Published: 2010-06-07T16:00:00+00:00


Shanghai had been fêted in colonial times as the Pearl of the Orient, a mercantilist and mercenary trading hub where it was ‘hard to know where the government ended and gangsterism began’. When Mao’s sandal-clad army marched into the city in 1949, they cast a cold eye on the freewheeling entrepot. Branding Shanghai the ‘whore of imperialism’, the communists submitted the city to a lengthy punishment, closing private businesses and locking up, or banishing, entrepreneurs, gangsters and foreigners alike. By the mid-sixties, history had turned full circle. Shanghai, once a gangsters’ paradise, had become the stronghold of the Party’s ultra-radicals. The spell that these two contradictory political currents cast over the city was not broken until 1989. The Shanghai that these days dazzles foreigners and local out-of-town visitors alike ironically owes its resurgence to the military suppression of the demonstrations in Beijing and other cities across the country that year.

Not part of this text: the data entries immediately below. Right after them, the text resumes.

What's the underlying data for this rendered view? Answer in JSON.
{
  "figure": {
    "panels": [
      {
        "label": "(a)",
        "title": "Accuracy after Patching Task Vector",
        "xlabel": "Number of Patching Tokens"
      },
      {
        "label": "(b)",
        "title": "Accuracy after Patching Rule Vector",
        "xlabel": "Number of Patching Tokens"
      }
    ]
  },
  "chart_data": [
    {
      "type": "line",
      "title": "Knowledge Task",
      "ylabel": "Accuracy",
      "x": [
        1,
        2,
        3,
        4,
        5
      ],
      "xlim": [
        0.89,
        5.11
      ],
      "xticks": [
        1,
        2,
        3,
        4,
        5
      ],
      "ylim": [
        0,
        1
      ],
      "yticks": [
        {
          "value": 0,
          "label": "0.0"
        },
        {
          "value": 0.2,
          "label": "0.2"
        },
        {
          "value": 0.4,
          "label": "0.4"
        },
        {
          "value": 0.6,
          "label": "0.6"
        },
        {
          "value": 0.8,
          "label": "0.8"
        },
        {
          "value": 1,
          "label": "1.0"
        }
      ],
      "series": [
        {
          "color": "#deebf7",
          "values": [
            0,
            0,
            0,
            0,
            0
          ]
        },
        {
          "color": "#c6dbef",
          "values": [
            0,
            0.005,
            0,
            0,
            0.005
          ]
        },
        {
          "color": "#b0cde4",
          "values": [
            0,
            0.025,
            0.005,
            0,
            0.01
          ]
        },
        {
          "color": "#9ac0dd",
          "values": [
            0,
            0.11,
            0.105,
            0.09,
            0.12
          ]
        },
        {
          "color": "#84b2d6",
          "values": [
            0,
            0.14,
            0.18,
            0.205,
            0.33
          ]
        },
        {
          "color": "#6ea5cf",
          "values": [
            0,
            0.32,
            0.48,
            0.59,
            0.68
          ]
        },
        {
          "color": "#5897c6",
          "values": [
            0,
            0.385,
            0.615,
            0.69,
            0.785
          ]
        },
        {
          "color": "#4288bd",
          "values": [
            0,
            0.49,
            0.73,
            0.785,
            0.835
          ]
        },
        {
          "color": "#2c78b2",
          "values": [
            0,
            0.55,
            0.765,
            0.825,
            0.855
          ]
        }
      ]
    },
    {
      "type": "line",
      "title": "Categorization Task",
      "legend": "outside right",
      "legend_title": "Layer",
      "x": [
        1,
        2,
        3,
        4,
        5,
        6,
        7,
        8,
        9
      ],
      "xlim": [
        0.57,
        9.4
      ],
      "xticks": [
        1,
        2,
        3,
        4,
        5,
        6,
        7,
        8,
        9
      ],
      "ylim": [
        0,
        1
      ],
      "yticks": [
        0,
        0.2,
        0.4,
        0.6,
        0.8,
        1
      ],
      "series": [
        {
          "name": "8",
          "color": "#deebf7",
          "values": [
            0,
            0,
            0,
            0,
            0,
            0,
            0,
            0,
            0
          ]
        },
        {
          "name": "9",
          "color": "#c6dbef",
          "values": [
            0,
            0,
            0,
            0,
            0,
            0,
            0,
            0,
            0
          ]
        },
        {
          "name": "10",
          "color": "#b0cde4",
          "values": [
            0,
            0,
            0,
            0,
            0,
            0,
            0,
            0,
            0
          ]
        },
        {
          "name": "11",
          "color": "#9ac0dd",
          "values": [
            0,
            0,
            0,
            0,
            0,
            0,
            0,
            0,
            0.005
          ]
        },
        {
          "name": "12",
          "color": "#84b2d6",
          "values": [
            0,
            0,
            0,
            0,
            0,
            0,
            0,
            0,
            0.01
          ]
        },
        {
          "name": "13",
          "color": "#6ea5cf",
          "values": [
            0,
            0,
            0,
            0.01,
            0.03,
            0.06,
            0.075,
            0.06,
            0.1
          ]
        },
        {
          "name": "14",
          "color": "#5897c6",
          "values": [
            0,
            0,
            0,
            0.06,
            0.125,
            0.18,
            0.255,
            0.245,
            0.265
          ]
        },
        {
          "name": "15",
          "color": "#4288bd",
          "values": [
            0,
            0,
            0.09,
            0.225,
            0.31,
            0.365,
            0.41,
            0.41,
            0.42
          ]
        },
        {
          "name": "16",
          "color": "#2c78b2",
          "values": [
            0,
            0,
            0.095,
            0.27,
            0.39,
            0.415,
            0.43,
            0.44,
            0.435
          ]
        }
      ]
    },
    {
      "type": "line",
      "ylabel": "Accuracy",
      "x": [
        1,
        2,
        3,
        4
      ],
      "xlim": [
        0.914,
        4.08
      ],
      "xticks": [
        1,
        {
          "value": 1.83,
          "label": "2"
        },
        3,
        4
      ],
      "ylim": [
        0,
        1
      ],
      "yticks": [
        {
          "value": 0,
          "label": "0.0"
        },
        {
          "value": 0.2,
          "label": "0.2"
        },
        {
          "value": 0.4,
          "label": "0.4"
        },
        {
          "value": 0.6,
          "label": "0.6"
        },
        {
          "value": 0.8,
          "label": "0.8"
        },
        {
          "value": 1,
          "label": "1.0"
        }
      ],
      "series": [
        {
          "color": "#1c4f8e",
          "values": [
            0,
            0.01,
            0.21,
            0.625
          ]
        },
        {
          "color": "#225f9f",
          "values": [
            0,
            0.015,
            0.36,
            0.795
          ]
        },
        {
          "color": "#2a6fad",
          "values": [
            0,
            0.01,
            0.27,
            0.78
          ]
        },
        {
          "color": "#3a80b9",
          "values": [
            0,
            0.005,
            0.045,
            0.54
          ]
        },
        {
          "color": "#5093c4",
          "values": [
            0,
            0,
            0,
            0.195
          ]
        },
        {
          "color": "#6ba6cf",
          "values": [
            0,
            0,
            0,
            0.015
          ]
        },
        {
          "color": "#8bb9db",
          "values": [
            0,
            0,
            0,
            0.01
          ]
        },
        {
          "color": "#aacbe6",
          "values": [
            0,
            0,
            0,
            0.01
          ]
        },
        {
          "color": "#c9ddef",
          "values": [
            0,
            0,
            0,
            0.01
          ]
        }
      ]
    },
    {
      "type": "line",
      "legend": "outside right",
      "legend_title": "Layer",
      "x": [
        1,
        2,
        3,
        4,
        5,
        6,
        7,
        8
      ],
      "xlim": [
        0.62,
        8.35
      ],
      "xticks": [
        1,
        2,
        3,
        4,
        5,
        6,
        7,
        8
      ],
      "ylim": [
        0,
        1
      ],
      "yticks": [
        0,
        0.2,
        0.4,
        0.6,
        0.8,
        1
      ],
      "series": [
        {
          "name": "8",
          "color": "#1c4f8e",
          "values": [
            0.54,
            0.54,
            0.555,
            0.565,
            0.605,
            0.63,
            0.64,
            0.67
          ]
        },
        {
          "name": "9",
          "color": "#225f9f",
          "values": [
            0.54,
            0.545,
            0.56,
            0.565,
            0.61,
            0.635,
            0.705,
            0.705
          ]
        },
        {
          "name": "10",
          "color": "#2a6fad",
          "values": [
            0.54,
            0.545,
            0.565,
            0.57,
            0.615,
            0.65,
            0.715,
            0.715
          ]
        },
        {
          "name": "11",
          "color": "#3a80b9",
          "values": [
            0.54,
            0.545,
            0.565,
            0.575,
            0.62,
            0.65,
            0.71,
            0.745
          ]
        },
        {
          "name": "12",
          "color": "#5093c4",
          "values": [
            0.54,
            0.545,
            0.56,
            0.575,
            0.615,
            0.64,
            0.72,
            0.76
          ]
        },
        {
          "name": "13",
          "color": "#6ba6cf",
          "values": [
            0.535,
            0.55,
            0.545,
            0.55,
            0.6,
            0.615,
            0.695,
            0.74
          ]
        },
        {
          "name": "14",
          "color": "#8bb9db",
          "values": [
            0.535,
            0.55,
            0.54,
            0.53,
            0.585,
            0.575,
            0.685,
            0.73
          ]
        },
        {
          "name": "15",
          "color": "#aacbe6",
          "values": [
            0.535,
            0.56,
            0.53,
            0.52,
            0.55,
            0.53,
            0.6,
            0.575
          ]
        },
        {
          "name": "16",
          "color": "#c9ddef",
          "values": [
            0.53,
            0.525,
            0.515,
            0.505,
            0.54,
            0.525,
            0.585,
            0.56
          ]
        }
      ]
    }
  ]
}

Mao and his third wife, Jiang Qing, had used a clutch of radicals from Shanghai to launch the Cultural Revolution in 1966, their putsch against their chairman’s party rivals in Beijing. The ‘Gang of Four’, as Jiang Qing and her three cronies from the city came to be known, radicalized the economy and the arts. When Mao died, they tried to extend their power over the entire central government. Even after the Gang of Four were outmanoeuvred and arrested in Beijing in October 1976, the Shanghai party committee tried to fight on, mobilizing local militia groups to stage an armed insurrection against the incoming regime in Beijing. The city’s bosses backed down only when Beijing prepared a military counter-action, and Shanghai’s own residents, tired of their ultra-leftist leaders, took to the streets to support the new central government.

A newly chastened Shanghai was retooled by the Party into a bastion of state industry and forced to remit any profits generated by its enterprises to the central government in Beijing, much as had happened in the fifties, leaving nothing for reinvestment at home. In 1983 alone, Shanghai remitted more to the central government in taxes than it had received in investment from Beijing in the entire previous thirty-three years. Shanghai stagnated under Beijing’s thumb for more than four decades, until the early nineties, when politics intervened again, this time in its favour.

Deng Xiaoping, searching for a way to revive the national economy and fend off his left-wing critics in the wake of the Tiananmen massacre, produced the city as his trump card when he returned to the political stage on his 1992 southern tour. Deng lamented that his big mistake in the late seventies had been not to include Shanghai in the first batch of areas allowed to develop the market economy. More than a decade after Deng’s policies had been pioneered in southern China and elsewhere, Shanghai was finally let off the leash.

Shanghai’s leaders inherited a city in the early nineties with a great commercial history that had been emptied of commerce. They wasted little time in getting back into the game. In the decade from 1992, the city roared back to life, spurred by decades of pent-up demand.